Altair: Setting the size of mark_rect

Created on 20 Jul 2019  路  7Comments  路  Source: altair-viz/altair

My question is regarding setting the size (width and height) of each of the cells in mark_rect(). How can we do that such that the size is fixed, and the overall heatmap just gets bigger if we have more boxes to show?

Most helpful comment

You can do this with mark_square() - this is akin to mark_point() and mark_circle() in that it generates points that can have a size encoding, whereas rect generates rectangles whose size is controlled by x,x2,y,y2 encodings:

import altair as alt
import numpy as np
import pandas as pd

# Compute x^2 + y^2 across a 2D grid
x, y = np.meshgrid(range(-10, 10), range(-5, 5))
z = x ** 2 + y ** 2

# Convert this grid to columnar data expected by Altair
source = pd.DataFrame({'x': x.ravel(),
                     'y': y.ravel(),
                     'z': z.ravel()})

alt.Chart(source).mark_square().encode(
    x='x:O',
    y='y:O',
    color='z:Q',
    size='z:Q'
)

visualization (37)

All 7 comments

You can do that with the rangeStep scale setting. Here's an example of setting it globally to 10 pixels:

import altair as alt
import numpy as np
import pandas as pd

# Compute x^2 + y^2 across a 2D grid
x, y = np.meshgrid(range(-10, 10), range(-5, 5))
z = x ** 2 + y ** 2

# Convert this grid to columnar data expected by Altair
source = pd.DataFrame({'x': x.ravel(),
                     'y': y.ravel(),
                     'z': z.ravel()})

alt.Chart(source).mark_rect(size=5).encode(
    x='x:O',
    y='y:O',
    color='z:Q'
).configure_scale(
    rangeStep=10
)

visualization - 2019-07-19T183122 406

Thank you so much Jake. When I try to add text on top of the cells it complains about Objects with "config" attribute cannot be used within LayerChart. Consider defining the config attribute in the LayerChart object instead.

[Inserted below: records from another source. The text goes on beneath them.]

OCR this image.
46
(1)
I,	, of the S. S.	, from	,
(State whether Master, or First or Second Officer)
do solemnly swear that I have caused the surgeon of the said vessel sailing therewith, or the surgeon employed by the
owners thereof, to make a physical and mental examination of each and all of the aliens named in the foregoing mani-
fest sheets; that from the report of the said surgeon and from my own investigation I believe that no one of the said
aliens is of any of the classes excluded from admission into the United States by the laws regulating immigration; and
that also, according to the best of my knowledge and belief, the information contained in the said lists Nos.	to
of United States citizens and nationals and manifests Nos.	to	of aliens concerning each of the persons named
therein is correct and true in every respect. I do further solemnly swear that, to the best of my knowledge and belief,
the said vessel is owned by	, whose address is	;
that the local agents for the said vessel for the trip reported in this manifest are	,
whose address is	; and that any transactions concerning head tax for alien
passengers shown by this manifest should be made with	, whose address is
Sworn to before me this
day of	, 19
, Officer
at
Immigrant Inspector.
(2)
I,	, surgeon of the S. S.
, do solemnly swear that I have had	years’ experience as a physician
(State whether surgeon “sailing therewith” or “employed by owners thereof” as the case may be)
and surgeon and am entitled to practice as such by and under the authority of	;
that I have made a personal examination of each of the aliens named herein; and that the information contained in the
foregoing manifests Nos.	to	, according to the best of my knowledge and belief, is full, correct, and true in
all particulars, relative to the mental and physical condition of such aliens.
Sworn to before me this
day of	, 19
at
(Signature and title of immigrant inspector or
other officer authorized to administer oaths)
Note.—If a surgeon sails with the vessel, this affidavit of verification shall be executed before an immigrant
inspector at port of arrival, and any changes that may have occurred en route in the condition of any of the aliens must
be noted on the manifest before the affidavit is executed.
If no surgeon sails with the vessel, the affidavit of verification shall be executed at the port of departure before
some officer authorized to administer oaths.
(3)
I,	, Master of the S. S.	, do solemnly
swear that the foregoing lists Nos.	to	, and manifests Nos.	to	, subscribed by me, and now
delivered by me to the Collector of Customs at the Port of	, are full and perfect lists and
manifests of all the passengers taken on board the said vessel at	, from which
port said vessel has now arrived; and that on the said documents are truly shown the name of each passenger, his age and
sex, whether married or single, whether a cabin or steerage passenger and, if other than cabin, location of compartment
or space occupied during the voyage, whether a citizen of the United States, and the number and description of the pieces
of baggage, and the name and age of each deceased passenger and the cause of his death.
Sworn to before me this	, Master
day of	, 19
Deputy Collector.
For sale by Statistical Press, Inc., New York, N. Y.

heatmap = alt.Chart(df).mark_rect(cornerRadius=0).encode(
        alt.Y('rows:O', axis=alt.Axis(title='Model')),
        alt.X('bin:O',  axis=alt.Axis(title='Score')),
        alt.Color('score:Q', scale=alt.Scale(scheme='redblue'), legend=alt.Legend(title='%'))

    ).configure_scale(
        rangeStep=100
    )
#     ).properties(
#         width=1600,
#         height=300
#     )

#     # Configure text
    text = alt.Chart(df).mark_text(baseline='middle', color='black', size=15).encode(
        y='rows:O',
        x='bin:O',
        text='score:Q'
    )
    # Draw the chart
    chart = heatmap + text

    display(chart)

Figured out from another answer of Jake:

    chart = alt.layer(heatmap, text).configure_view(
        stroke='transparent'
    ).configure_scale(
        rangeStep=100
    ).configure_axis(
        labelFontSize=16,
        titleFontSize=16,
        domainWidth=0.0
    )

@jakevdp Is there the option to set the size of mark_rect for each cell individually?
This post demonstrates how much more clarity that can bring for visualising correlations.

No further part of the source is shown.